Book highlights life under apartheid

To forget the past is not only to have amnesia about where we came from but about who we are…

These are the thoughts of renowned South African author Zakes Mda in the forward of a new book Amagama Enkululeko!, which was compiled by Equal Education.

Amagama Enkululeko!, which is sub-titled Words For Freedom: Writing life under apartheid, was launched at the Book Lounge, in Roeland Street, on Wednesday August 10.

The book contains extracts from works of anti-apartheid activists and authors about life under aparthied.

Some of the authors in the book include Nat Nakasa, Richard Rive, Don Mattera, Zubeida Jaffer and Oswald Mtshali.

The image on the front cover was provided by activist and photographer Omar Badsha.

Equal Education is a community organisation advocating for quality and equality in the South African education system.

According to co-editor Daniel Sher, the biggest challenge in putting the book together was finding the literature as many of the works had been out of print. “We went to libraries, and looked in digital archives, in order to find more of the sorts of writing we were looking for.

“What we were looking for was also quite specific, in that it needed to be well-written, and it also needed to speak explicitly to social and political conditions of life under apartheid.

“It was sometimes difficult to find a piece of work which spoke specifically to certain historical times. So, for example, while it was easy to find writing about Sophiatown, it was much more difficult to find writing on the subject of women coming to the city from rural areas, or the subject of farm workers. It was also very difficult to track down all the rights holders in order to get copyright permission.”

Mr Sher said he hoped the book would end up in classrooms all around the country. They aimed to shine a spotlight on authors that had been banned or “swept under the carpet” during apartheid. Mr Sher added: “We hope that when learners in high school read this book, they will be captivated and enjoy it.”

The Observatory resident add-ed: “We also hope that it will encourage an understanding of history which focuses on ordinary people, and looks at the ways they responded to big events in history and how their personal lives were interwoven with these larger events.”

The book came out of Equal Education’s reading groups there, so in that sense the inspiration came from Equalisers, the high school members of EE. It was also motivated by an appreciation of South African history and literature, and a desire to make this more accessible.

“The book includes more South African history than most learners get to study in school, for example the Rural Revolts of the late 1950s, so in that sense we hope to broaden this knowledge. We also want the book to help restore the heritage of these black writers, which is not nearly widely known or appreciated.

“In our own work, we hope that the book will help to encourage activism, and link today’s activism to historical activism,” said Mr Sher.

The general secretary of Equal Education, Tshepo Motsepe, said at the launch that times are changing and they are changing fast. However, he said it was vital to recognise the contribution that these authors played. He said because of the country’s history “there is a vast amount of work that is sitting somewhere collecting dust.
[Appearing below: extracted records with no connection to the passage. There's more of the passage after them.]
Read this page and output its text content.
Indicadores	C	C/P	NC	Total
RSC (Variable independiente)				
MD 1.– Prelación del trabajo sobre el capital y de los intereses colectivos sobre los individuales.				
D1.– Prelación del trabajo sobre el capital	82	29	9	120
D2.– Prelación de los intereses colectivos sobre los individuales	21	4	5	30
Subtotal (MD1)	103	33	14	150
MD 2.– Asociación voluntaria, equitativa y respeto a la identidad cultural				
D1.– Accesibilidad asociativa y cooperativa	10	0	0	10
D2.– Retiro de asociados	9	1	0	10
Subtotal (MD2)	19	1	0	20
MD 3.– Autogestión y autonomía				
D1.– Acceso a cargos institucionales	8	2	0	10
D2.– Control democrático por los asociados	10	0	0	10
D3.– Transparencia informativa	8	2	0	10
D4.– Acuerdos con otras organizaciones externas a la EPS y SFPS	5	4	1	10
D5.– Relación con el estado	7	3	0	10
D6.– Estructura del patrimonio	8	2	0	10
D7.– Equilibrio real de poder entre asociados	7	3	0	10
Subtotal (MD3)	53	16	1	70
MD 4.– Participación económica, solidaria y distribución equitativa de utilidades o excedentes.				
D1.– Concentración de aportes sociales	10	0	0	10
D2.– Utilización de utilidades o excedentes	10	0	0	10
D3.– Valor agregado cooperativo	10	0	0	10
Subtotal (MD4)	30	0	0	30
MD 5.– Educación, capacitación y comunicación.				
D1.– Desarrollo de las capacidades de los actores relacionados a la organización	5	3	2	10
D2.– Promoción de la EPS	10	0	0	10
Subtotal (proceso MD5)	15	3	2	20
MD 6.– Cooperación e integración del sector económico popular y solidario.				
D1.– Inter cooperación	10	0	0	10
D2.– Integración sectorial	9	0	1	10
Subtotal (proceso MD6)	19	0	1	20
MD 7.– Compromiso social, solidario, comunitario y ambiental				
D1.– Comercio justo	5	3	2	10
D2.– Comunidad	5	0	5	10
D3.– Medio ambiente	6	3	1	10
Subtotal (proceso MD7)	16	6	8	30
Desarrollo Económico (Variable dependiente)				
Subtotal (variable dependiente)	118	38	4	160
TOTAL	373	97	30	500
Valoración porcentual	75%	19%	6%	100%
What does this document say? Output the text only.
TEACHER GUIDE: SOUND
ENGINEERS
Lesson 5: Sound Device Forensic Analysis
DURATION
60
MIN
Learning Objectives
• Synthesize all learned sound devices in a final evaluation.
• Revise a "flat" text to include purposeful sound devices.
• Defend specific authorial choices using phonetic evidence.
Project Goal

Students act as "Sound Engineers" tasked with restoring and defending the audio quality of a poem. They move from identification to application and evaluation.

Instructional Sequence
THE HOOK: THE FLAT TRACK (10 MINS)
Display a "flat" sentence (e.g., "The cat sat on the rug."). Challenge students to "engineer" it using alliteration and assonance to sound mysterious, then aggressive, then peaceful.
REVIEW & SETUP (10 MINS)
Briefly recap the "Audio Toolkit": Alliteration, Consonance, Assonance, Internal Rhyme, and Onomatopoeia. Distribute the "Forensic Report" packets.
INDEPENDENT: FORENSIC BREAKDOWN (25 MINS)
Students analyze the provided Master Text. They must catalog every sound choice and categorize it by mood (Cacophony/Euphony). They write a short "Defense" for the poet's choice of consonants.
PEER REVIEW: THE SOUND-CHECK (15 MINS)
And no one is paying it attention”.

“We need to start talking about some of these people (some dead, some still alive) who have contributed greatly to this democracy. By just taking a pen and paper, sitting down and documenting the contribution to the struggle for liberation.”

He said that we needed to ask simple but difficult questions about why these authors didn’t feature in the classrooms. “Those who are saying we should not tamper with the current curriculum, we need to question that, while there are people who have written extensively about South Africa and about the lived experiences. That is something that we need to treasure and we need to put this into classrooms. These are some of the prolific writers that apartheid set up an institution to make sure their work never saw the day of light.” Loosely, translated, the book title means words for freedom, but to those at Equal Education, it means so much more.

Anti-apartheid activist Dinga Sikwebu was also at the launch. He said that he longed for a situation where books like this one made their way to classrooms. He said that he gave the book to his two daughters to read and review. One of the things he says his daughter picked up was that they weren’t taught about the wives of the migrant workers at school. He said “the erasure of women” was an important thing to fix.

According to Zakes Mda in his forward: “Like all members of the human race we are today because of who we were yesterday. We have been shaped by our past for better or for worse. Our identities are tied in with our individual and collective memory. We are often reminded of the saying: ‘you will not know where you are going unless you know where you came from’.

“Forgetting the past would be forgetting the legacy the writers in this collection have bequeathed us, and indeed all other legacies that have shaped our humanity.”